Stimmrecht der Niedergelassenen in Gemeindeangelegenheiten[Bearbeiten | Quelltext bearbeiten]

Artikel 41 Ziffer 4 der Bundesverfassung sollte regeln, dass kantonsfremde Schweizer Bürger in der Gemeinde, in der sie sich niedergelassen hatten, gleiches Stimmrecht in kommunalen Angelegenheiten geniessen sollen wie die hier niedergelassenen Kantonsbürger. Ausserdem sollte es verboten sein, die Erteilung des Gemeindestimmrechts an eine bestimmte vorherige Aufenthaltsdauer zu knüpfen. Allgemein wurde der Vorlage keine grosse Bedeutung eingeräumt und sie ging in der Gegnerschaft der Revision als Ganzes unter.[12]

Besteuerung und zivilrechtliche Verhältnisse der Niedergelassenen[Bearbeiten | Quelltext bearbeiten]
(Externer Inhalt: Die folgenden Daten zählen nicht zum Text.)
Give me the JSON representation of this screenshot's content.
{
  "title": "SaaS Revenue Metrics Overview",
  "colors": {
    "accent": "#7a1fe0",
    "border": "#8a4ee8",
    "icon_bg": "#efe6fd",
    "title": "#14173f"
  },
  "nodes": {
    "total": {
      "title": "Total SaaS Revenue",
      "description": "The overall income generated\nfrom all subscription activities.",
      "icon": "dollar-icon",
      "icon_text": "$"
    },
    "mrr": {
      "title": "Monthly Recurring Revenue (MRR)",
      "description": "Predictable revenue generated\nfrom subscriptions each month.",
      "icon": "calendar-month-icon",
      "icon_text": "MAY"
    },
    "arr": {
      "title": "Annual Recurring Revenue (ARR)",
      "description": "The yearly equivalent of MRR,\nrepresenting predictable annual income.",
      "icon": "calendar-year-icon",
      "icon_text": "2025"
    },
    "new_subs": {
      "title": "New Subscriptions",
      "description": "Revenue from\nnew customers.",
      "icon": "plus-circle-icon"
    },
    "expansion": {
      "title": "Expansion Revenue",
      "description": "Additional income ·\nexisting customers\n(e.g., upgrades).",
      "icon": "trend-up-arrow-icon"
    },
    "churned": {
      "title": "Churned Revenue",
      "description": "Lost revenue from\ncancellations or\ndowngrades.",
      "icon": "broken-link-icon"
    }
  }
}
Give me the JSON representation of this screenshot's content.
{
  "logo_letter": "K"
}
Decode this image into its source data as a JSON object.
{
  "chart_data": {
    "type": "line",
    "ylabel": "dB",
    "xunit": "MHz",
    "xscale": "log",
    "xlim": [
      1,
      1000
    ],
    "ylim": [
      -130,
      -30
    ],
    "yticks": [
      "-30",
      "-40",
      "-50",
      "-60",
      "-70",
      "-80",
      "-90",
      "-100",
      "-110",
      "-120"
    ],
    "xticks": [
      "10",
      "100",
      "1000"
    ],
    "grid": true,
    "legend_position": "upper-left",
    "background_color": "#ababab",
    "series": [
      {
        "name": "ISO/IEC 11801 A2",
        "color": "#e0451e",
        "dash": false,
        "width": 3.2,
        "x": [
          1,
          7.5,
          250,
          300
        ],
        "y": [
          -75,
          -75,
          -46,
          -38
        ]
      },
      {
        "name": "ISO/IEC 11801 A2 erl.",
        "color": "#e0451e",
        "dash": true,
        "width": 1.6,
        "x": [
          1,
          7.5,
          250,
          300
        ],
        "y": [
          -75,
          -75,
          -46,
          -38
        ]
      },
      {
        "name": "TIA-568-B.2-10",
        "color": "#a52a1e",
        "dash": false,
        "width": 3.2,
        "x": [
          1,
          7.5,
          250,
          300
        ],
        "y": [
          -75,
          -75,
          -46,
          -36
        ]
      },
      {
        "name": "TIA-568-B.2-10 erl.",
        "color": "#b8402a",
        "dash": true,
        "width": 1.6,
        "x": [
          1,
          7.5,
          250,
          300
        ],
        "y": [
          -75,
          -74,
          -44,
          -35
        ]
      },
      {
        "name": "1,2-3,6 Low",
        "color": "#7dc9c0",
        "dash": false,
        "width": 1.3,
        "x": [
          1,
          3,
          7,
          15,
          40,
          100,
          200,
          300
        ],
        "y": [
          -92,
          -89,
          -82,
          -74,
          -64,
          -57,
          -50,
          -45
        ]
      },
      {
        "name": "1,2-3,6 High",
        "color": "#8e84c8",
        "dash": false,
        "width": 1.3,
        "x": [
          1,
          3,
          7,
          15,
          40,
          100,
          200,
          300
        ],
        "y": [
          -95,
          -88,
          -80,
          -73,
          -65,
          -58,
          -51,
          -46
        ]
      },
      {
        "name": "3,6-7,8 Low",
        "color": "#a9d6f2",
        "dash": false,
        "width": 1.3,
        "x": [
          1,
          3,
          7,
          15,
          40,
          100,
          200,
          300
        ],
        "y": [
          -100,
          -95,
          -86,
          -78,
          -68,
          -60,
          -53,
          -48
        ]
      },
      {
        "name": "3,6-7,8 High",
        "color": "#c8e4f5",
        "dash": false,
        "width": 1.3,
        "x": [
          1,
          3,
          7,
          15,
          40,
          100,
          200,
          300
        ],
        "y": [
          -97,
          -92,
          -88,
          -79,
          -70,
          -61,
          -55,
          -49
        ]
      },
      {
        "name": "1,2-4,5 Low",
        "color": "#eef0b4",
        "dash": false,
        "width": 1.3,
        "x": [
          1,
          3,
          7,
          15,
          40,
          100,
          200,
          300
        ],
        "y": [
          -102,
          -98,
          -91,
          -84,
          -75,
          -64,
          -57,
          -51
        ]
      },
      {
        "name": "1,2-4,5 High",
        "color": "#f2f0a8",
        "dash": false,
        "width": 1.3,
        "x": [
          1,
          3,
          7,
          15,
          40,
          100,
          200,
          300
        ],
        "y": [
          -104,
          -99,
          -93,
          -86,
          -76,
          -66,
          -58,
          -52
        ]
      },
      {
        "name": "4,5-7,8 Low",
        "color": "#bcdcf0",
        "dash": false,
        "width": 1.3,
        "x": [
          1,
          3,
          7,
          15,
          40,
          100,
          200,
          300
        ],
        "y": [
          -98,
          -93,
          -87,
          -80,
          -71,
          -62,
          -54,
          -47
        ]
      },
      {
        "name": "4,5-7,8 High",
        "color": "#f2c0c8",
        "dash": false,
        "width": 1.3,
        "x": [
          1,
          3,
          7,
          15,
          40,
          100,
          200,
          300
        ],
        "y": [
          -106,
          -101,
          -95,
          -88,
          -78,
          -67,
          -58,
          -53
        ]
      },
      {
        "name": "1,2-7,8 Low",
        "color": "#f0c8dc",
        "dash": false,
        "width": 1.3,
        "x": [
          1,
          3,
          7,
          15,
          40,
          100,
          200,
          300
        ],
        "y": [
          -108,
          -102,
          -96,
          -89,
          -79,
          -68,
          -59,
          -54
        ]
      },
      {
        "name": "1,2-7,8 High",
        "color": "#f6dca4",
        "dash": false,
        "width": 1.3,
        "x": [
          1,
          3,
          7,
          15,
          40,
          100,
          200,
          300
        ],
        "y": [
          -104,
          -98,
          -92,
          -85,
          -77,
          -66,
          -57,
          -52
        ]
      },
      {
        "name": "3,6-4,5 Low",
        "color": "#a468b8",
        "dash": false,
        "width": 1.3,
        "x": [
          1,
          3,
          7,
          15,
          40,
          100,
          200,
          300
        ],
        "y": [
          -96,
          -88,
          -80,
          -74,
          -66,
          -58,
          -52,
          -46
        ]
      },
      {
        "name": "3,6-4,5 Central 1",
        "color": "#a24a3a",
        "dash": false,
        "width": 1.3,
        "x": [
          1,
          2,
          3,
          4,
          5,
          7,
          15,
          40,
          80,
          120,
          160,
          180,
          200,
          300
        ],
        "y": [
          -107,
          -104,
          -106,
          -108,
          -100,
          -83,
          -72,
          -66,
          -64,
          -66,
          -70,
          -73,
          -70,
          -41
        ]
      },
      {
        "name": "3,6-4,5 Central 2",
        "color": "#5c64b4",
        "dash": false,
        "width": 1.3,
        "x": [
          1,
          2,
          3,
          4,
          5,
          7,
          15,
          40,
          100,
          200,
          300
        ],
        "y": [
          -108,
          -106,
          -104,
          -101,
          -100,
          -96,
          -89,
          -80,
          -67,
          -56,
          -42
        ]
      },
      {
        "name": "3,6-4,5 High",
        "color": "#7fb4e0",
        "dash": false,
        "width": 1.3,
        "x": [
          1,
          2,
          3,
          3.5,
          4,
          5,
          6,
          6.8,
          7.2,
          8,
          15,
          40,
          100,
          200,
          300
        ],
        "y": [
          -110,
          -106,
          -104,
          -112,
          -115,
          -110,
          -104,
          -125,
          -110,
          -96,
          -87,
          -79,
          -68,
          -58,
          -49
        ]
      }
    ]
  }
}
Mit der Änderung von Artikel 41 Ziffer 7 der Bundesverfassung sollte eine weitere Einschränkung der Niederlassungsfreiheit beseitigt werden. Der Bund sollte auf dem Gesetzesweg regeln, ob die Gesetze des Heimat- oder jene des Niederlassungskantons für die Besteuerung und die Regelung der zivilrechtlichen Verhältnisse der Niedergelassenen massgebend sein sollen. Auch diese Vorlage fand angesichts der allgemeinen Gegnerschaft der Revision als Ganzes keine Zustimmung.[13]

Stimmrecht der Niedergelassenen in kantonalen Angelegenheiten[Bearbeiten | Quelltext bearbeiten]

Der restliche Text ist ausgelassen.